Bagir in Memories


Entah sejak kapan ada rasa tidak begitu suka dengan orang-orang keturunan Arab pada diri saya ini, mungkin ini perasaan yang gak jauh beda dengan orang-orang yang rada sentimen dengan orang-orang keturunan China. Saya ini termasuk orang yang merasa kalau keturunan Arab iitu begitu eksklusif, sombong, dan rada-rada jaga jarak sama pribumi macam saya ini...
Ketidaksukaan ini tidak juga berkurang ketika untuk pertama kalinya sekitar pertengahan tahun 2003 saya bertemu dan berkenalan dengan Bagir. Orangnya tinggi besar, agak membungkuk, kulitnya gelap, mancung, dan suka senyam-senyum sendiri, bukan berarti murah senyum lho, tapi emang Bagir ini suka senyam-senyum sendiri, lagi ada masalah senyum, lagi dimarahin senyum, lagi dijahilin (digethok kepalanya, dibugilin, dll) tetep aja senyum-senyum ketawa...

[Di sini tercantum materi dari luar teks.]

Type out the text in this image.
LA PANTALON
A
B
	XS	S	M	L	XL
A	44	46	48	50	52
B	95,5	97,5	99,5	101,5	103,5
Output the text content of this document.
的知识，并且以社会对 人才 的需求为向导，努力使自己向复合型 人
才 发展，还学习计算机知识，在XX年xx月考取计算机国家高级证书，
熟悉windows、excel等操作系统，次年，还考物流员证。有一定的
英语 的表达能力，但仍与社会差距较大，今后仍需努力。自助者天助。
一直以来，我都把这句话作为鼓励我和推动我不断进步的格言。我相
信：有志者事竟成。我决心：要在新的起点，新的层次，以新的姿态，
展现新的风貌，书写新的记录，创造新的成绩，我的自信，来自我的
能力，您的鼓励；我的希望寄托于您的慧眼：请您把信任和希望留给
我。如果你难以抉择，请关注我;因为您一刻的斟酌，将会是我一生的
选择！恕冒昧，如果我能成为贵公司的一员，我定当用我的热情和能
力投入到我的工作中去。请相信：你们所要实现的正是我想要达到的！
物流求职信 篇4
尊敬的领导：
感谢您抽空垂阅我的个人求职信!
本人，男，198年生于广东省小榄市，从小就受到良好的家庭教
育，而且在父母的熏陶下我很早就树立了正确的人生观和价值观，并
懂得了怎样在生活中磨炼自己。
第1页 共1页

Seorang kawan pernah punya cerita unik tentang Bagir...Kejadiannya sekitar 8 tahunan yang lalu, suatu malam beberapa kawan saya "cabut" (keluar g ijin) dari pondok untuk cari makan... Tiba-tiba Bagir dari belakang ingin ikut jg cari makan, karena mungkin merasa bahwa Bagir bakal merusak obrolan nanti (karena belum begitu kenal waktu itu) kawan saya ini malah kabur menghindar biar si Bagir ini tidak jadi ikut. Iya sih, pada akhirnya si Bagir ini tetep ikut makan juga dengan kawan-kawan saya yang masih ngedumel karena obrolan jadi rada garing karena belum begitu akrab...
Kebetulan saja, ditempat yang sama ada Ustad Pondok yang lagi razia.. kena pergok deh sekelompok santri badung ini karena keluar tanpa ijin... begitu mau marah, si Ustad ini melihat Bagir juga sedang makan di sana... dengan air muka yang berubah 180 derajat Ustad ini langsung nyletuk sambil senyum: "Eh, Habib Bagir..." sambil salaman dan mengecup tangannya...
Gilaaaaa!!!?? kawan-kawan saya ini mimpi apa semalam, melihat seorang santri dicium sama gurunya... ini namanya membalikkan tuntunan ajaran hubungan Guru-Murid dalam kitab Ta'lim Muta'alim. Dan begitu sampai pondok, mereka ini senyam-senyum saja sampai kamar sambil bangga bercerita bahwa tadi ada kejadian aneh bin ajaib... Gobloknya lagi, si Bagir juga ikut senyam-senyuma aja tanpa dosa... Alaaaah dasar kau ini, Gir...Gir...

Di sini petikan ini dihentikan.